Home > Uncategorized > Outdated DDS visitation guidance leads to contradictory provider policies

Outdated DDS visitation guidance leads to contradictory provider policies

The Department of Developmental Services appears to be leaving it up to its residential providers to impose family visitation restrictions in light of the latest surge in COVID-19 cases in the DDS system.

This appears to have resulted in inconsistencies and contradictions among visitation policies among different providers, and potentially overly restrictive policies on testing and quarantines in some cases.

The last time DDS appears to have updated its visitation guidance was September 23, prior to the current COVID surge.

I sent an email query on Monday (November 30) to DDS Commissioner Jane Ryder, asking whether she intends to update the Department’s September 23 guidance on visitation, and whether some standardization of requirements for indoor visits and quarantines might be necessary. I haven’t yet received a response to my query, which was also sent to the DDS ombudsman.

Indoor visits banned, contradicting DDS guidance

At least three providers have recently banned indoor visits entirely by family members, and enacted varying requirements for testing and quarantining group home residents who were taken by family members home for Thanksgiving and other visits.

One provider is banning all visits of group home residents to their family homes until further notice.

The September 23 DDS guidance permits indoor visits by family members and allows off-site visits by residents.

The same provider, however, has not allowed any indoor visits since March, according to a family member. The provider has also sharply limited outdoor visits, and, as noted, banned out-of-group home visits.

In a directive issued last week, a second provider stated that visits to its group homes would only be permitted outdoors or via Zoom or Facetime.

Another provider stated that on-site visitation was being suspended until further notice “due to rising COVID rates nationally and in the state.”

Contradictory directives on quarantines after off-site visits

Different providers appear to have adopted widely varying policies on quarantining residents after the residents have left group homes even for short visits

One provider allows off-site visits by residents, but has lately required a three-day quarantine of any resident who is taken out of the group home.  Another provider now requires a 14-day quarantine for any resident taken out of state.

As one family member said, however, it is very upsetting to residents to be subjected to multi-day, in-room isolation after returning to a group home, and it results in “very little benefit.”

The September DDS guidance does not require quarantines if residents are taken off site, but states only that they must be monitored for 14 days after returning to their group homes.
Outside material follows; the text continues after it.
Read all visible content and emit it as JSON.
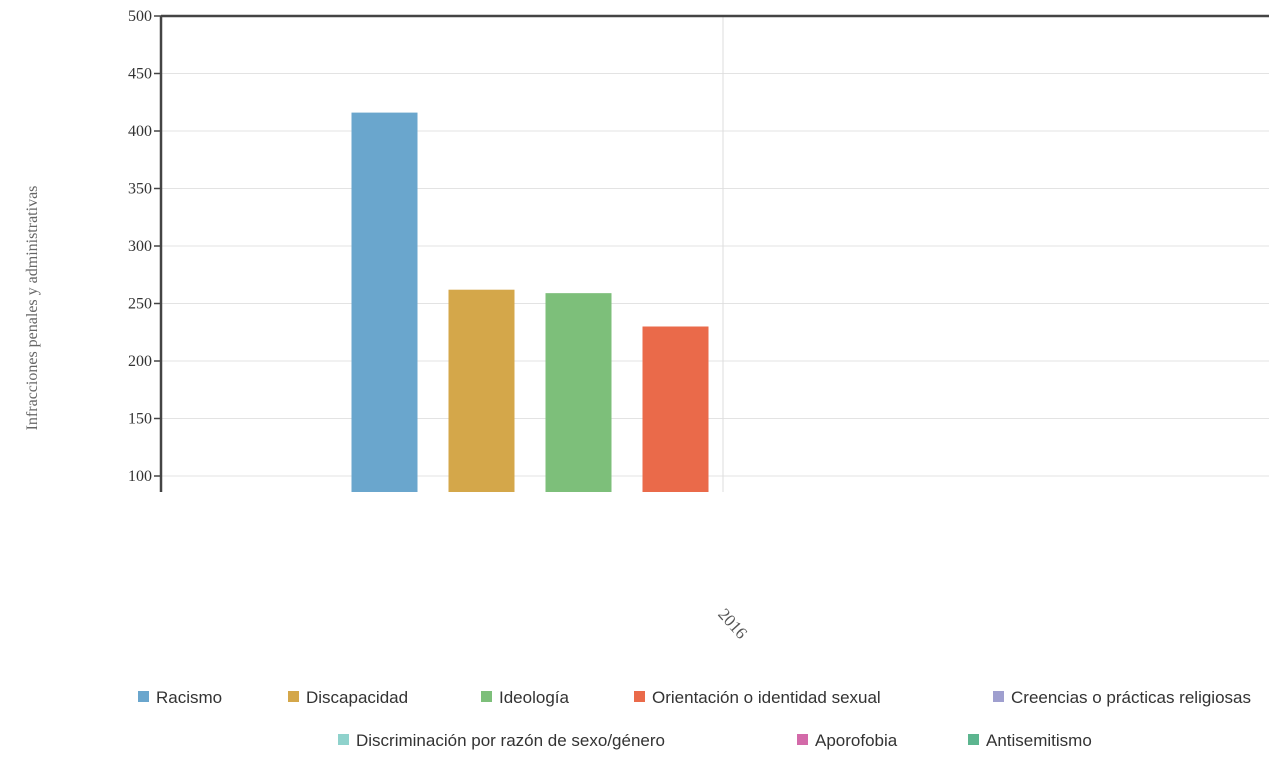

Quarantines are required only if the resident shows symptoms.

Providers have different requirements on testing after off-site visits

Providers similarly appear to have contradictory policies regarding COVID testing after off-site visits.

One provider has required that residents taken off site receive a negative COVID test less than 48 hours before returning to a group home or other DDS-funded setting.

Two other providers, however, appear to require residents taken off site to wait a minimum of 72 hours between getting tested and returning to the group home.

One of those providers requires the resident to remain at the family home for 14 days before even getting the test. Even if the test is negative, the provider’s directive states that the resident must remain in isolation in the group home for an additional 72 hours and then needs a second COVID test.

Staff don’t appear to be subject to similar restrictions

As we have reported, the biggest jump in COVID infections in the DDS system, in terms of absolute numbers, appears to be among staff.

The number of COVID-19 positive staff in all provider-operated group homes (in DDS and other agencies in the Executive Office of Human Services) rose by more than 100% in the two-week period ending November 11.  Yet, it is clear that staff regularly go in and out of group homes without the need for quarantines, in particular, unless they are symptomatic.

We have long suspected that the biggest risk to residents in the DDS system does not come from family members who visit them either outdoors or indoors under controlled conditions, but from staff who face few such restrictions.

We think DDS needs to reassess where the risks in the current COVID surge really lie, and to adjust their guidance accordingly. The burden imposed by restrictions on visits should not fall disproportionately on the families and the residents themselves.

Moreover, that updated guidance should be followed by all providers.

  1. Margaret Chisholm
    December 2, 2020 at 11:19 am

    Thanks for this important information. I hope that through your diligence, determination and concern you will be able to initiate much needed uniform directives.